Rusya’nın Ukrayna istilası ikinci haftasını doldurdu ve Vladimir Putin’in yürüttüğü savaşın ne şekilde sonuçlanacağı bilinmiyor. Bu denli bir belirsizlik içine düşeceğimiz kimsenin öngörmediği bir şeydi. Tahminler, çatışmaların alevlendikleri hızla sönecekleri yönündeydi. Putin’in hesap hataları yeni değişkenleri yürürlüğe koydu. Etkili Ukrayna direnişi, Batı’nın kendi içinde birleşmesi ve Rusların kendi beceriksizlikleri belirleyici etmenler oldu.


Fakat hesaba katmamız gereken bir etmen daha var. Ukrayna savaşı dindiğinde ve savaşın pusu bir nebze olsun dağıldığında Avrupalı devletler, Rusya ile ne tür ilişkiler kurulacağına dair kararlar almak zorunda kalacaklar. Neticede bu savaşa sebebiyet veren olgular, Sovyetlerin 1991’deki çöküşünden bu yana kurulan ilişkilerin çökmesiyle ilgili. Dolayısıyla eski ilişkilerin yerine ne koyacağız, Avrupa ve Rusya arasında sürdürülebilir ve barışçıl ilişkileri nasıl tesis edeceğiz, şimdiden düşünmeliyiz.

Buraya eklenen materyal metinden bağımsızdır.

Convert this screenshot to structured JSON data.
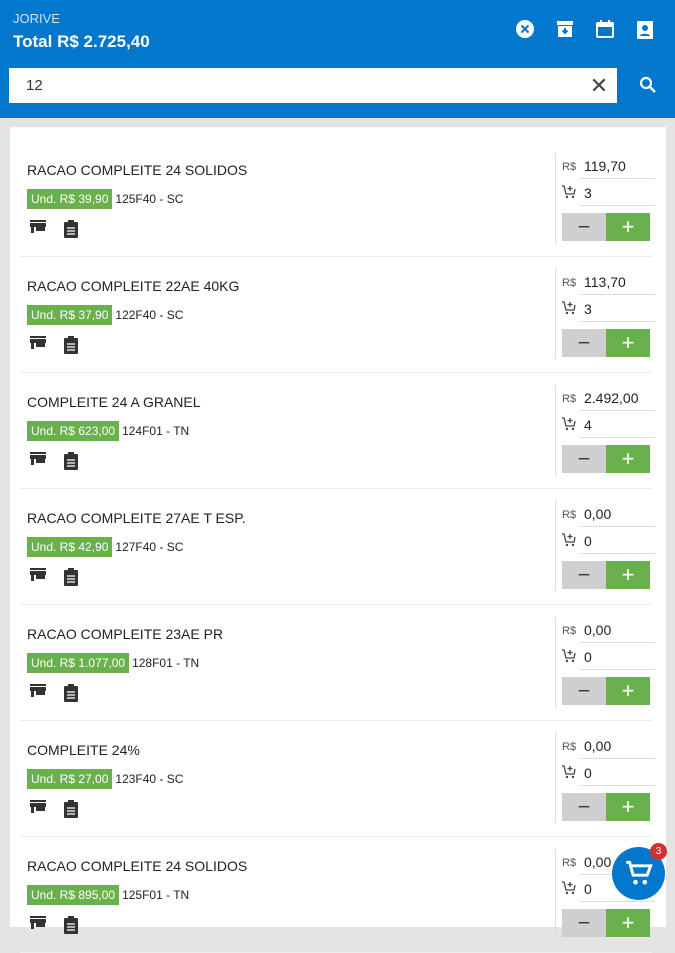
{
  "header": {
    "store": "JORIVE",
    "total": "Total R$ 2.725,40"
  },
  "search": {
    "value": "12"
  },
  "currency": "R$",
  "items": [
    {
      "name": "RACAO COMPLEITE 24 SOLIDOS",
      "unit": "Und. R$ 39,90",
      "code": "125F40 - SC",
      "total": "119,70",
      "qty": "3"
    },
    {
      "name": "RACAO COMPLEITE 22AE 40KG",
      "unit": "Und. R$ 37,90",
      "code": "122F40 - SC",
      "total": "113,70",
      "qty": "3"
    },
    {
      "name": "COMPLEITE 24 A GRANEL",
      "unit": "Und. R$ 623,00",
      "code": "124F01 - TN",
      "total": "2.492,00",
      "qty": "4"
    },
    {
      "name": "RACAO COMPLEITE 27AE T ESP.",
      "unit": "Und. R$ 42,90",
      "code": "127F40 - SC",
      "total": "0,00",
      "qty": "0"
    },
    {
      "name": "RACAO COMPLEITE 23AE PR",
      "unit": "Und. R$ 1.077,00",
      "code": "128F01 - TN",
      "total": "0,00",
      "qty": "0"
    },
    {
      "name": "COMPLEITE 24%",
      "unit": "Und. R$ 27,00",
      "code": "123F40 - SC",
      "total": "0,00",
      "qty": "0"
    },
    {
      "name": "RACAO COMPLEITE 24 SOLIDOS",
      "unit": "Und. R$ 895,00",
      "code": "125F01 - TN",
      "total": "0,00",
      "qty": "0"
    }
  ],
  "cart": {
    "count": "3"
  },
  "colors": {
    "primary": "#0277cc",
    "accent": "#6ab04c",
    "badge": "#d32f2f"
  }
}
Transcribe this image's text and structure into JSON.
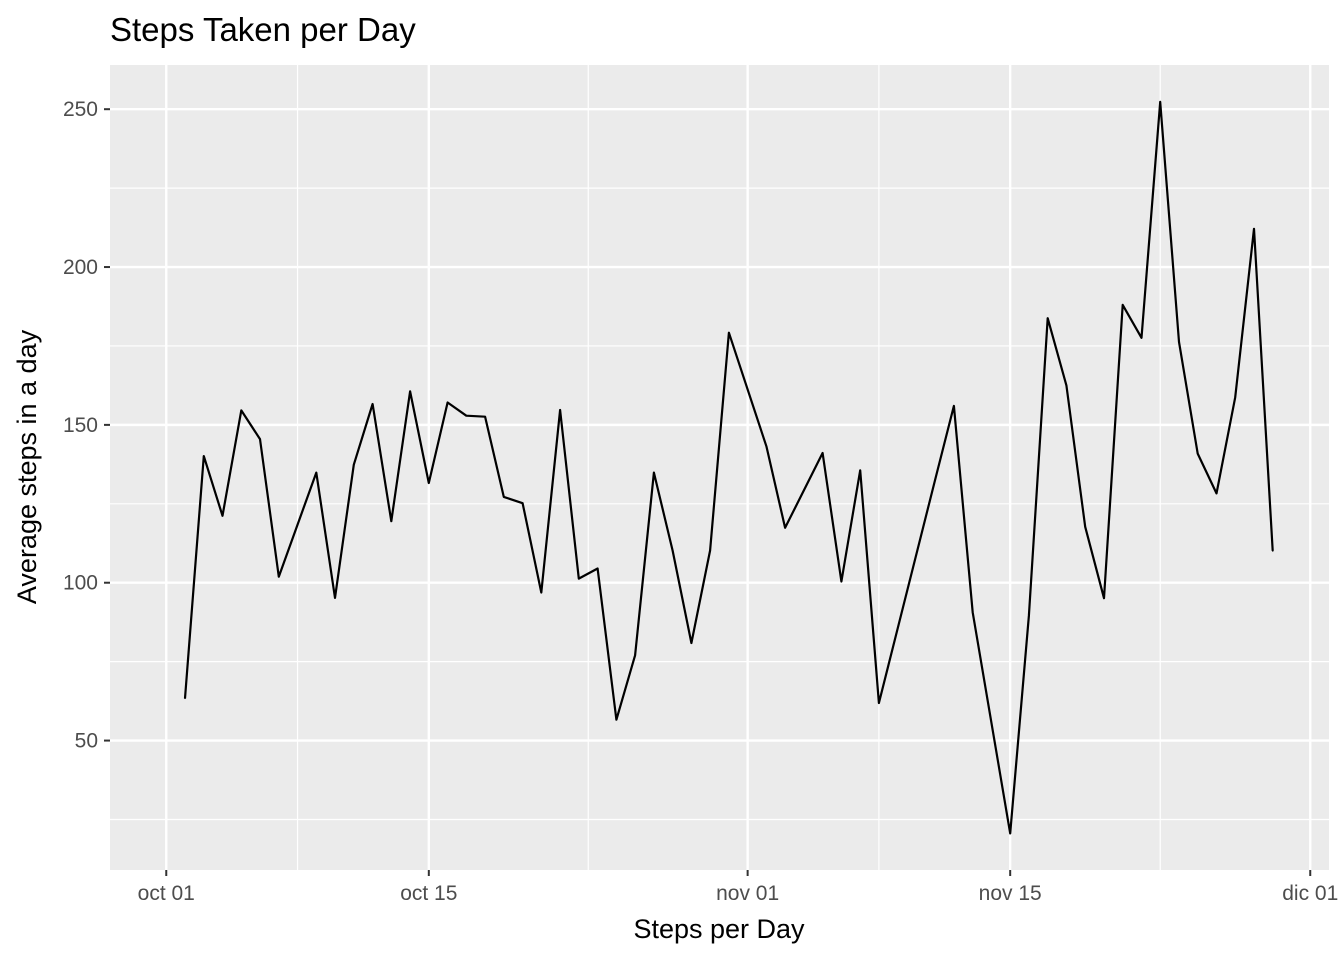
{
  "chart_data": {
    "type": "line",
    "title": "Steps Taken per Day",
    "xlabel": "Steps per Day",
    "ylabel": "Average steps in a day",
    "x_ticks": [
      "oct 01",
      "oct 15",
      "nov 01",
      "nov 15",
      "dic 01"
    ],
    "y_ticks": [
      "50",
      "100",
      "150",
      "200",
      "250"
    ],
    "xlim": [
      "2012-09-28",
      "2012-12-02"
    ],
    "ylim": [
      9,
      264
    ],
    "grid": true,
    "legend": "none",
    "colors": {
      "panel": "#ebebeb",
      "grid": "#ffffff",
      "line": "#000000"
    },
    "series": [
      {
        "x": [
          "2012-10-02",
          "2012-10-03",
          "2012-10-04",
          "2012-10-05",
          "2012-10-06",
          "2012-10-07",
          "2012-10-09",
          "2012-10-10",
          "2012-10-11",
          "2012-10-12",
          "2012-10-13",
          "2012-10-14",
          "2012-10-15",
          "2012-10-16",
          "2012-10-17",
          "2012-10-18",
          "2012-10-19",
          "2012-10-20",
          "2012-10-21",
          "2012-10-22",
          "2012-10-23",
          "2012-10-24",
          "2012-10-25",
          "2012-10-26",
          "2012-10-27",
          "2012-10-28",
          "2012-10-29",
          "2012-10-30",
          "2012-10-31",
          "2012-11-02",
          "2012-11-03",
          "2012-11-05",
          "2012-11-06",
          "2012-11-07",
          "2012-11-08",
          "2012-11-11",
          "2012-11-12",
          "2012-11-13",
          "2012-11-15",
          "2012-11-16",
          "2012-11-17",
          "2012-11-18",
          "2012-11-19",
          "2012-11-20",
          "2012-11-21",
          "2012-11-22",
          "2012-11-23",
          "2012-11-24",
          "2012-11-25",
          "2012-11-26",
          "2012-11-27",
          "2012-11-28",
          "2012-11-29"
        ],
        "values": [
          63.4,
          140.1,
          121.2,
          154.6,
          145.5,
          101.9,
          134.9,
          95.2,
          137.4,
          156.6,
          119.5,
          160.6,
          131.6,
          157.1,
          152.9,
          152.6,
          127.2,
          125.2,
          96.9,
          154.7,
          101.3,
          104.5,
          56.6,
          77.0,
          134.9,
          110.2,
          80.9,
          110.2,
          179.2,
          143.2,
          117.4,
          141.1,
          100.4,
          135.6,
          61.9,
          132.7,
          156.0,
          90.6,
          20.6,
          89.6,
          183.8,
          162.5,
          117.7,
          95.1,
          188.0,
          177.6,
          252.3,
          176.3,
          140.9,
          128.3,
          158.7,
          212.1,
          110.1
        ]
      }
    ]
  }
}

SAVAŞTAN SONRA GÜVENSİZLİK SÜRECEK

Batı’nın çöken Rusya politikasının yerine ne konmalı? Savaşın nasıl biteceği belirleyici olacak. Fakat farklı değişkenler de var. Savaş bittikten sonra bir dönem derin güvensizlikler hüküm sürecek. 25 Şubat öncesindeki statükoya dönülmeyeceğine kesin gözüyle bakabiliriz. Değişen ilişkilerle birlikte Rusya, Ukrayna ve Batı Avrupa da yeniden şekilleniyor.

Ukrayna ile dayanışma içinde olmak tabii ki birinci öncelik. Batılı politika yapıcılar ve gözlemciler açısından ‘net’ olan yegâne prensip bu olsa gerek. Hükümetler ve yorumcular Ukrayna’nın acılarının ya da kahramanlığının ötesine geçen bir çerçevede akıl yürütmek zorundalar. Her koşulda küreselleşme, savunma politikaları, iklim krizi ve uluslararası düzene dair varsayımlarımızı tekrar gözden geçirmek zorunda kalacağımız kesin.

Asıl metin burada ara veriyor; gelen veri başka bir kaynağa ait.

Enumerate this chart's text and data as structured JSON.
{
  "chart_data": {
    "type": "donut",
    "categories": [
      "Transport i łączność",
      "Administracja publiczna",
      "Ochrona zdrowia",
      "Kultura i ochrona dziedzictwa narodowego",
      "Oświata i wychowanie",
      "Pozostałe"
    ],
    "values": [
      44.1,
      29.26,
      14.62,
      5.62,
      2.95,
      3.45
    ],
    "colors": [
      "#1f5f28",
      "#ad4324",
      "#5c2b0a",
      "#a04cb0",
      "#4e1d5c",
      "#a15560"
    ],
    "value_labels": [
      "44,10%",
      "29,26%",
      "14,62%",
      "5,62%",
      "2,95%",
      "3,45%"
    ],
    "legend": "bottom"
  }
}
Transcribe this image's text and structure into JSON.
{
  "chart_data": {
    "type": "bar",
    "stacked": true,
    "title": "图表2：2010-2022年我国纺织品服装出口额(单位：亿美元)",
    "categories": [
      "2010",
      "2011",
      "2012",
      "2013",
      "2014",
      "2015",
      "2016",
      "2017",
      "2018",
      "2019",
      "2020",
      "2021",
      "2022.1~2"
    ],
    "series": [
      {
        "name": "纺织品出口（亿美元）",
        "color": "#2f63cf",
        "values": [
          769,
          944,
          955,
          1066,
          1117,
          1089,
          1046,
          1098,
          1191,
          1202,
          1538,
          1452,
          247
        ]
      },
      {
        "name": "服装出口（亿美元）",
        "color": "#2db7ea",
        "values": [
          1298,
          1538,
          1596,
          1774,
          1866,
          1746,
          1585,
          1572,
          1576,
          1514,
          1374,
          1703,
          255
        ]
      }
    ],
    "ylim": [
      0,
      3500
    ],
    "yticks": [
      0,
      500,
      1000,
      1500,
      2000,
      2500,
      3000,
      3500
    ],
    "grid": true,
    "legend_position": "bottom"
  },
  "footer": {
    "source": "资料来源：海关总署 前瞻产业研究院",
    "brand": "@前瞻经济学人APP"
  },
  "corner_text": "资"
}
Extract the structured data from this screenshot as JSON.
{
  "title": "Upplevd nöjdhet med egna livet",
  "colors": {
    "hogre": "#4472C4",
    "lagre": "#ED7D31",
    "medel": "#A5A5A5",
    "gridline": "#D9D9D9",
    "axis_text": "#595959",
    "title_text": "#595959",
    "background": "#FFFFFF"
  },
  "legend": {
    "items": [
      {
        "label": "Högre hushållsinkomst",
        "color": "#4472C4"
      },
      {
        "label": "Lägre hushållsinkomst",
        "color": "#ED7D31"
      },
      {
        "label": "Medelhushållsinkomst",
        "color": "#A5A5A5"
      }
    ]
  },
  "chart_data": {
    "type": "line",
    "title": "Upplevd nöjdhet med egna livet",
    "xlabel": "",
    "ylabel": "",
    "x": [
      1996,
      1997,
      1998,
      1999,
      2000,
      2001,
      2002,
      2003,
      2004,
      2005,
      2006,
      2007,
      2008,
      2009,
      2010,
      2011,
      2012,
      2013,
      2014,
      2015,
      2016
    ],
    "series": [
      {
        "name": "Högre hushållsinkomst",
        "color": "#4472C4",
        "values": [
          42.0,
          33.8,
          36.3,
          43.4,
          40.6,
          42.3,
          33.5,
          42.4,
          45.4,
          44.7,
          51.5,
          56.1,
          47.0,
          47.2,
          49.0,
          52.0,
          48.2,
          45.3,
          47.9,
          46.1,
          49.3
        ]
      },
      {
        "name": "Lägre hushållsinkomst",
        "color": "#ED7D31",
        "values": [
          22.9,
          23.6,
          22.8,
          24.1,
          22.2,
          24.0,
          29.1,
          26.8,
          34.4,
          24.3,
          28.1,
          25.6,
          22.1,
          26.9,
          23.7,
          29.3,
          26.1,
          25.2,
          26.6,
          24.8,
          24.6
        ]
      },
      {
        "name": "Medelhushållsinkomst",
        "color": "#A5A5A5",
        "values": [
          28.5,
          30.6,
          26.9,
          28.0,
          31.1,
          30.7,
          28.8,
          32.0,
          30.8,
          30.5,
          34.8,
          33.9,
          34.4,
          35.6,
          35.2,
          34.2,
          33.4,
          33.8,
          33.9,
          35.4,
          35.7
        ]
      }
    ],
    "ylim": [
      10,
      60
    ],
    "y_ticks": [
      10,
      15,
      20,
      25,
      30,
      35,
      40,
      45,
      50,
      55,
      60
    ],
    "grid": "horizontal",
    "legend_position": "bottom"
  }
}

PUTİN’İN PERVASIZLIĞI ÇANAK TUTTU

Yaşanan, Rusya’nın savaşı. Fakat Avrupa devletleri de pasif oyuncular olarak algılanmamalı. İngiltere dahil birçok devlet yanlış tercihler yaptı ve Putin’in pervasızlığına çanak tuttu. Almanya’nın savunma ve gaz harcamalarında yaptığı beklenmedik değişiklikler, savaş öncesi dönemde politikaların asılsız varsayımlar üzerine kurulduğunun göstergesi.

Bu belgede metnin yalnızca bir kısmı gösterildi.